That came from a shipping magazine, I wish I'd thought of it.
It is Wednesday morning, storms are coming late today, they will not affect what I do although it is hard to think of swimming. I debated not getting out of bed this morning, but I can't sleep in; my inner ear problems make that impossible. Not to mention all the work I have to do.
There is a dog at the office next door to mine that is periodically going crazy. Wonder what that is about.
I'm watching the weather come in. The timing thing means that I had one swim in the last 7 days s I probably should and the weather warnings don't hit mobile till this evening. it would be nice if I could do my swim instead of the conference call which is not very important at 11, unlikely to happen.
Ok, more crawling advances, swam 1650, a minimalist workout, but did all 1000 im at a good clip, was better oddly enough.
Not sure why I'm swimming, that is what i was thinking about when I was dragging myself to the pool. Used to be I wanted to look as good as possible when you saw me with my clothes off.
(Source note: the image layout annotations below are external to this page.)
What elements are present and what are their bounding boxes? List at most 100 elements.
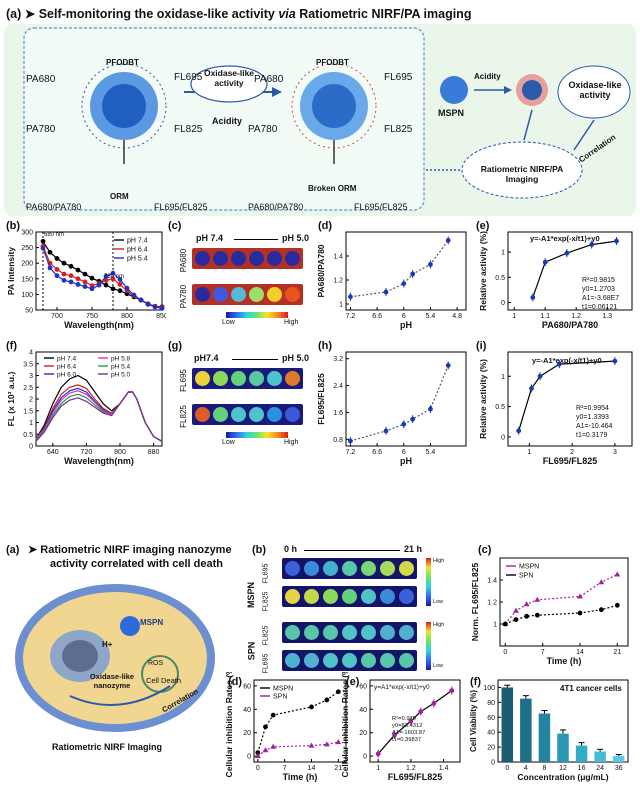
scheme-pa680-mid: PA680 [254,74,284,85]
y-tick-label: 20 [359,730,367,737]
x-axis-label: FL695/FL825 [388,772,443,782]
x-tick-label: 1 [376,765,380,772]
data-point [54,273,60,279]
bc-legend-entry: SPN [519,573,533,580]
cell-scheme [15,584,215,732]
c-colorbar [226,312,288,318]
data-point [309,704,314,710]
y-tick-label: 3 [29,373,33,380]
be-stat: t1=0.39837 [392,737,422,743]
x-axis-label: Time (h) [547,656,582,666]
heat-cell [285,561,300,576]
be-stats: R²=0.979 y0=83.4312 A1=-1603.87 t1=0.398… [392,716,425,744]
fit-curve [377,690,453,755]
e-stat: R²=0.9815 [582,277,615,284]
x-tick-label: 1 [512,313,516,320]
data-point [392,732,397,738]
chart-top-i: 1 2 3 0 0.5 1 FL695/FL825 Relative activity (%) [478,351,633,466]
data-point [82,271,88,277]
bb-high-1: High [433,558,445,564]
heat-cell [213,251,228,266]
heat-cell [285,287,300,302]
data-point [270,712,276,718]
y-axis-label: PA680/PA780 [316,244,326,297]
y-tick-label: 1.2 [333,278,343,285]
heat-cell [213,371,228,386]
x-tick-label: 1 [527,449,531,456]
bar [538,713,551,762]
scheme-pfodbt-mid: PFODBT [316,58,349,67]
data-point [408,718,414,724]
data-point [534,612,540,618]
x-tick-label: 0 [503,649,507,656]
c-ph-left: pH 7.4 [196,233,224,243]
i-stat: A1=-10.464 [576,423,613,430]
data-point [61,277,67,283]
bb-low-1: Low [433,599,444,605]
data-point [40,245,46,251]
heat-cell [285,625,300,640]
heat-cell [380,589,395,604]
bb-row-spn-fl825 [282,622,417,643]
data-point [47,265,53,271]
x-axis-label: pH [400,456,412,466]
y-tick-label: 0 [363,754,367,761]
bar [557,733,569,762]
data-point [255,750,261,756]
x-tick-label: 800 [114,449,126,456]
data-point [96,282,102,288]
i-stats: R²=0.9954 y0=1.3393 A1=-10.464 t1=0.3179 [576,404,612,440]
heat-cell [342,625,357,640]
bar [501,687,514,762]
y-axis-label: Cellular inhibition Rates (%) [224,672,234,777]
g-heat-row2 [192,404,303,425]
y-axis-label: Relative activity (%) [478,231,488,311]
data-point [103,282,109,288]
series-line [257,691,339,753]
y-tick-label: 2.5 [23,385,33,392]
heat-cell [267,371,282,386]
heat-cell [195,407,210,422]
chart-bottom-d: 0 7 14 21 0 20 40 60 Time (h) Cellular inhibition… [224,672,347,782]
bb-row-mspn-fl695 [282,558,417,579]
bottom-a-title2: activity correlated with cell death [50,558,224,570]
data-point [75,282,81,287]
data-point [418,709,424,715]
scheme-mspn: MSPN [438,108,465,118]
data-point [589,242,595,247]
scheme-pa780-mid: PA780 [248,124,278,135]
e-stat: A1=-3.68E7 [582,295,620,302]
data-point [324,697,330,703]
x-tick-label: 2 [570,449,574,456]
bar [520,698,532,762]
bc-legend-entry: MSPN [519,564,539,571]
data-point [82,284,88,289]
bar [575,745,588,762]
y-axis-label: Cellular inhibition Rates (%) [340,672,350,777]
y-tick-label: 1 [501,374,505,381]
plot-frame [369,679,461,763]
data-point [383,428,389,434]
bb-high-2: High [433,622,445,628]
e-stat: t1=0.06121 [582,304,618,311]
scheme-graphic [23,27,631,211]
heat-cell [361,653,376,668]
data-point [54,256,60,261]
x-tick-label: 12 [559,765,567,772]
panel-label-top-b: (b) [6,220,21,232]
heat-cell [213,407,228,422]
chart-top-f: 640 720 800 880 0 0.5 1 1.5 2 2.5 3 3.5 4 Wavelength(… [6,350,163,466]
y-tick-label: 0 [501,300,505,307]
heat-cell [267,407,282,422]
data-point [401,421,407,427]
top-section-title: (a) ➤ Self-monitoring the oxidase-like a… [6,6,634,21]
data-point [577,593,583,599]
scheme-ratio-left-pa: PA680/PA780 [26,202,82,212]
y-tick-label: 60 [487,715,495,722]
bb-row-spn-fl695 [282,650,417,671]
y-tick-label: 3.5 [23,361,33,368]
y-tick-label: 4 [29,350,33,357]
bb-low-2: Low [433,663,444,669]
plot-frame [253,679,347,763]
heat-cell [380,625,395,640]
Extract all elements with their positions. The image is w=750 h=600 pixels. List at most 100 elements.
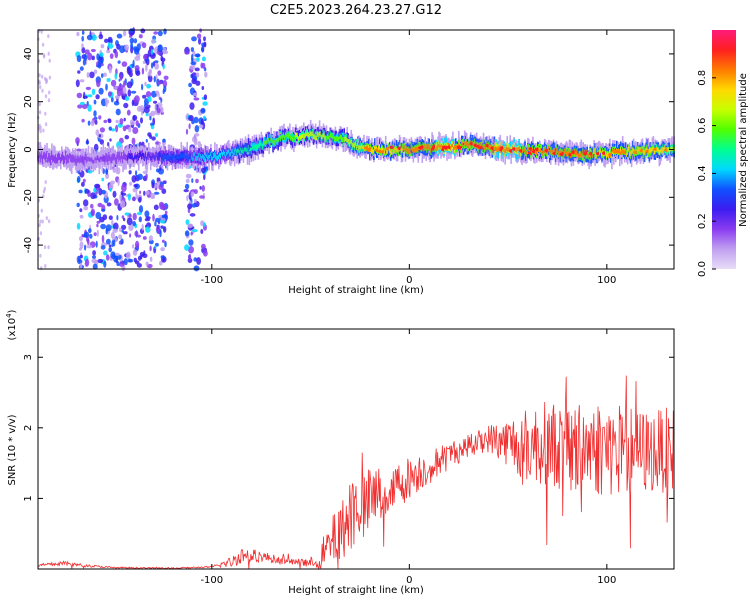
ridge-cell [625,153,628,157]
noise-speckle [47,34,50,39]
ridge-cell [180,142,183,161]
noise-speckle [92,263,98,270]
noise-speckle [121,184,127,192]
ridge-cell [283,133,285,139]
noise-speckle [143,190,146,196]
noise-speckle [137,173,143,180]
ridge-cell [649,147,652,153]
ridge-cell [455,145,457,152]
ridge-cell [325,136,328,140]
noise-speckle [107,118,112,124]
ridge-cell [46,153,48,157]
colorbar-tick-label: 0.6 [697,118,708,134]
ridge-cell [151,155,154,159]
ridge-cell [553,148,556,153]
ridge-cell [137,154,139,158]
ridge-cell [217,155,219,161]
noise-speckle [127,67,132,75]
ridge-cell [99,156,102,162]
heatmap-panel: -100 0 100 -40 -20 0 20 40 Height of straight l… [7,27,675,296]
ridge-cell [62,151,64,161]
ridge-cell [249,147,252,151]
ridge-cell [252,145,255,149]
noise-speckle [109,138,112,142]
ridge-cell [263,140,266,146]
noise-speckle [119,194,122,201]
ridge-cell [583,153,585,159]
ridge-cell [328,136,331,140]
noise-speckle [150,122,153,126]
noise-speckle [158,184,164,191]
noise-speckle [196,57,200,62]
ridge-cell [241,147,244,153]
noise-speckle [153,191,160,195]
ridge-cell [144,155,146,162]
ridge-cell [488,145,491,149]
ridge-cell [162,154,165,159]
ridge-cell [278,137,280,142]
ridge-cell [85,156,88,161]
ridge-cell [58,153,60,159]
ridge-cell [117,155,119,164]
noise-speckle [86,72,90,78]
ridge-cell [454,145,456,150]
noise-speckle [157,81,162,85]
ridge-cell [499,144,502,150]
noise-speckle [189,213,196,217]
noise-speckle [160,247,165,252]
noise-speckle [155,90,160,95]
noise-speckle [153,31,159,35]
ridge-cell [383,149,386,154]
noise-speckle [76,176,81,183]
ridge-cell [267,138,269,142]
heatmap-ytick-label: 20 [23,95,34,108]
noise-speckle [98,115,102,120]
noise-speckle [203,222,206,227]
noise-speckle [203,36,206,42]
noise-speckle [39,129,42,134]
noise-speckle [155,217,160,223]
noise-speckle [38,73,41,78]
ridge-cell [211,156,213,161]
ridge-cell [208,155,210,160]
noise-speckle [160,255,165,259]
ridge-cell [90,157,93,162]
noise-speckle [84,188,90,194]
ridge-cell [317,133,320,138]
noise-speckle [91,34,97,41]
snr-ylabel: SNR (10 * v/v) [7,414,18,485]
ridge-cell [271,137,273,141]
ridge-cell [659,150,662,155]
noise-speckle [98,34,104,40]
ridge-cell [210,152,212,157]
ridge-cell [322,133,325,137]
noise-speckle [108,65,112,74]
noise-speckle [132,221,137,227]
noise-speckle [193,97,200,101]
ridge-cell [185,157,187,162]
heatmap-ytick-label: 40 [23,48,34,61]
ridge-cell [206,154,208,158]
ridge-cell [107,156,109,161]
ridge-cell [424,144,426,149]
ridge-cell [549,150,552,154]
noise-speckle [129,181,133,186]
noise-speckle [154,133,159,137]
ridge-cell [181,154,184,159]
ridge-cell [582,150,584,154]
ridge-cell [68,154,71,159]
noise-speckle [115,108,121,116]
noise-speckle [153,75,156,83]
ridge-cell [93,159,96,163]
ridge-cell [297,135,299,139]
noise-speckle [77,70,81,74]
ridge-cell [94,154,97,171]
ridge-cell [203,155,205,160]
snr-line [37,375,675,571]
heatmap-xtick-label: -100 [200,275,223,286]
ridge-cell [594,148,596,154]
ridge-cell [381,146,383,152]
ridge-cell [654,150,657,155]
noise-speckle [86,52,93,61]
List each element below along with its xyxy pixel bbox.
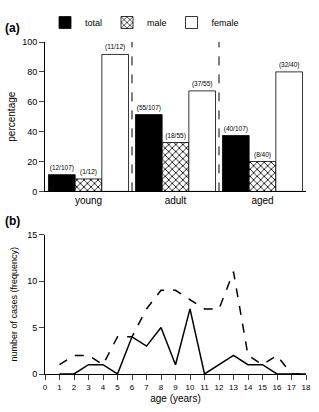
svg-text:6: 6: [130, 383, 135, 392]
svg-text:male: male: [147, 18, 167, 28]
svg-text:4: 4: [101, 383, 106, 392]
svg-text:(a): (a): [5, 21, 20, 35]
svg-text:total: total: [85, 18, 102, 28]
svg-text:2: 2: [72, 383, 77, 392]
svg-text:100: 100: [22, 37, 37, 47]
svg-text:7: 7: [144, 383, 149, 392]
svg-text:8: 8: [159, 383, 164, 392]
svg-text:15: 15: [258, 383, 267, 392]
svg-text:female: female: [212, 18, 239, 28]
svg-text:(32/40): (32/40): [279, 61, 300, 69]
svg-text:age (years): age (years): [150, 393, 201, 404]
svg-text:11: 11: [200, 383, 209, 392]
svg-text:17: 17: [287, 383, 296, 392]
svg-text:(12/107): (12/107): [50, 164, 74, 172]
svg-text:(1/12): (1/12): [80, 168, 97, 176]
svg-text:adult: adult: [165, 195, 187, 206]
svg-text:12: 12: [215, 383, 224, 392]
svg-text:18: 18: [302, 383, 311, 392]
svg-text:percentage: percentage: [6, 91, 17, 141]
svg-text:10: 10: [27, 276, 37, 286]
svg-text:13: 13: [229, 383, 238, 392]
svg-text:0: 0: [32, 369, 37, 379]
svg-text:aged: aged: [251, 195, 273, 206]
svg-text:(55/107): (55/107): [137, 104, 161, 112]
svg-text:16: 16: [273, 383, 282, 392]
svg-text:young: young: [75, 195, 102, 206]
svg-text:5: 5: [115, 383, 120, 392]
svg-text:0: 0: [32, 187, 37, 197]
svg-text:80: 80: [27, 67, 37, 77]
svg-text:(b): (b): [5, 214, 20, 228]
svg-text:(37/55): (37/55): [192, 80, 213, 88]
svg-text:(8/40): (8/40): [254, 151, 271, 159]
svg-text:40: 40: [27, 127, 37, 137]
svg-text:15: 15: [27, 230, 37, 240]
svg-text:(40/107): (40/107): [224, 125, 248, 133]
svg-text:(18/55): (18/55): [165, 132, 186, 140]
svg-text:60: 60: [27, 97, 37, 107]
svg-text:(11/12): (11/12): [105, 43, 125, 51]
svg-text:10: 10: [186, 383, 195, 392]
svg-text:14: 14: [244, 383, 253, 392]
svg-text:1: 1: [57, 383, 62, 392]
svg-text:number of cases (frequency): number of cases (frequency): [9, 247, 19, 362]
svg-text:3: 3: [86, 383, 91, 392]
svg-text:9: 9: [173, 383, 178, 392]
svg-text:5: 5: [32, 323, 37, 333]
svg-text:20: 20: [27, 157, 37, 167]
svg-text:0: 0: [43, 383, 48, 392]
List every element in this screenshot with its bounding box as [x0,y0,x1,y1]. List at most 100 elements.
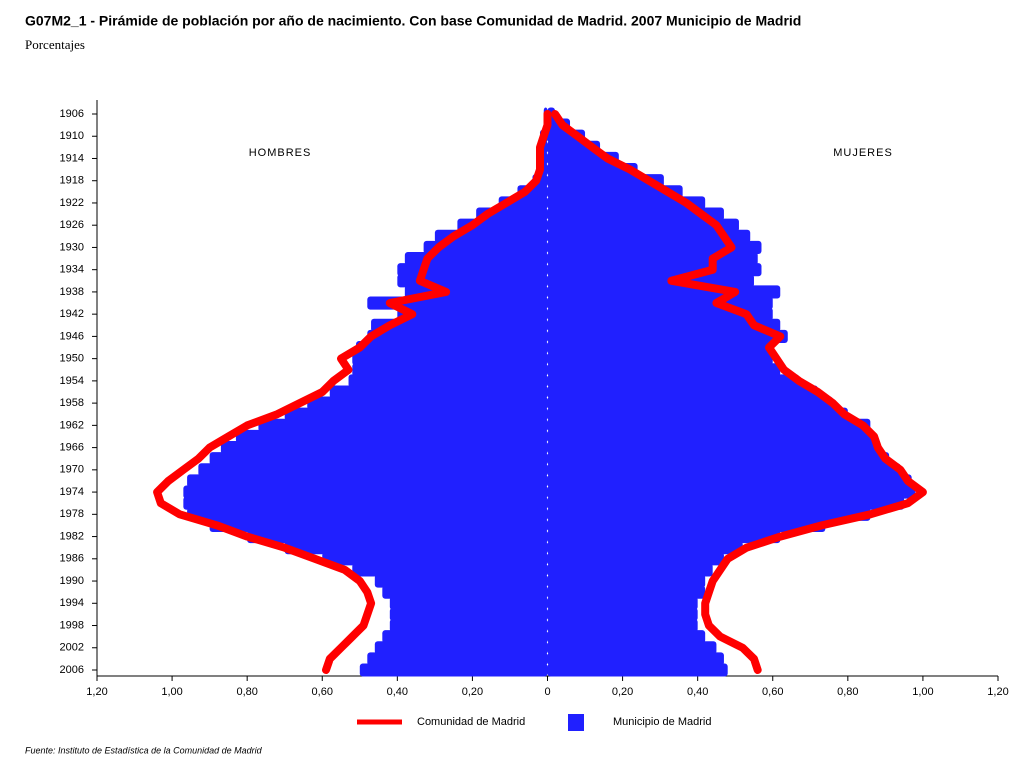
y-tick-label: 1974 [60,486,84,498]
bar [547,652,724,666]
y-tick-label: 1970 [60,464,84,476]
bar [247,530,548,544]
y-tick-label: 1922 [60,197,84,209]
y-tick-label: 2002 [60,642,84,654]
y-tick-label: 1918 [60,175,84,187]
bar [187,507,548,521]
bar [307,396,548,410]
chart-title: G07M2_1 - Pirámide de población por año … [25,13,801,29]
bar [547,407,848,421]
bar [547,552,724,566]
chart-subtitle: Porcentajes [25,37,85,52]
bar [547,318,781,332]
bar [547,240,762,254]
bar [284,407,548,421]
bar [258,418,548,432]
bar [359,663,548,677]
y-tick-label: 1994 [60,597,84,609]
bar [547,340,773,355]
bar [547,474,912,488]
bar [547,329,788,343]
bar [371,318,548,332]
y-tick-label: 1982 [60,530,84,542]
bar [547,530,781,544]
legend-swatch [568,714,584,731]
bar [356,340,548,355]
bar [547,441,878,455]
y-tick-label: 1998 [60,619,84,631]
bar [374,641,548,655]
bar [235,429,548,444]
bar [547,663,728,677]
bar [367,652,548,666]
bar [367,329,548,343]
bar [547,174,664,188]
bar [547,618,698,633]
bar [547,496,905,510]
bar [352,352,548,366]
y-tick-label: 1954 [60,375,84,387]
y-tick-label: 1986 [60,553,84,565]
bar [352,563,548,577]
bar [547,229,751,243]
bar [404,252,548,266]
bar [209,452,548,466]
y-tick-label: 1934 [60,264,84,276]
bar [547,429,875,444]
x-tick-label: 0,40 [387,686,408,698]
bar [187,474,548,488]
bar [547,607,698,621]
bar [547,630,706,644]
bar [547,307,773,321]
y-tick-label: 1930 [60,241,84,253]
x-tick-label: 1,00 [161,686,182,698]
y-tick-label: 1950 [60,353,84,365]
line [551,110,927,674]
bar [547,518,826,532]
bar [389,618,548,633]
source-note: Fuente: Instituto de Estadística de la C… [25,745,263,755]
bar [374,574,548,588]
bar [183,485,548,499]
bar [547,374,800,388]
bar [547,363,781,377]
y-tick-label: 1966 [60,442,84,454]
legend-label: Municipio de Madrid [613,716,711,728]
y-tick-label: 1946 [60,330,84,342]
y-tick-label: 1990 [60,575,84,587]
bar [547,252,758,266]
bar [382,630,548,644]
bar [547,352,773,366]
bar [547,207,724,221]
bar [329,385,548,399]
bar [547,218,739,232]
y-tick-label: 2006 [60,664,84,676]
bar [348,374,548,388]
bar [547,185,683,199]
bar [547,507,871,521]
x-tick-label: 0,60 [312,686,333,698]
bar [352,363,548,377]
bar [547,541,743,555]
bar [547,463,901,477]
x-tick-label: 0,20 [462,686,483,698]
bar [382,585,548,599]
x-tick-label: 1,20 [86,686,107,698]
y-tick-label: 1926 [60,219,84,231]
y-tick-label: 1958 [60,397,84,409]
bar [389,596,548,610]
right-label: MUJERES [833,147,893,159]
y-tick-label: 1906 [60,108,84,120]
y-tick-label: 1978 [60,508,84,520]
x-tick-label: 0,20 [612,686,633,698]
bar [423,240,548,254]
x-tick-label: 0 [544,686,550,698]
legend-label: Comunidad de Madrid [417,716,525,728]
bar [198,463,548,477]
bar [209,518,548,532]
bar [547,485,916,499]
x-tick-label: 0,80 [837,686,858,698]
bar [322,552,548,566]
bar [547,585,706,599]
Now? I have no idea. I guess I can stop anytime I want, although I am considerably calmed down.
I could be exploring grants right now, there are several options there, I could be filling out an application form for Leep or editing or looking over references I've been given and on and on. I could even be developing new applications; but not just yet.
Instead I am watching the wind blow outside, rehydrating and waiting for the seminar in 50 minutes, too soon to walk the dog too late to...well too late for swimming to do any good, it seems to be too late for everything.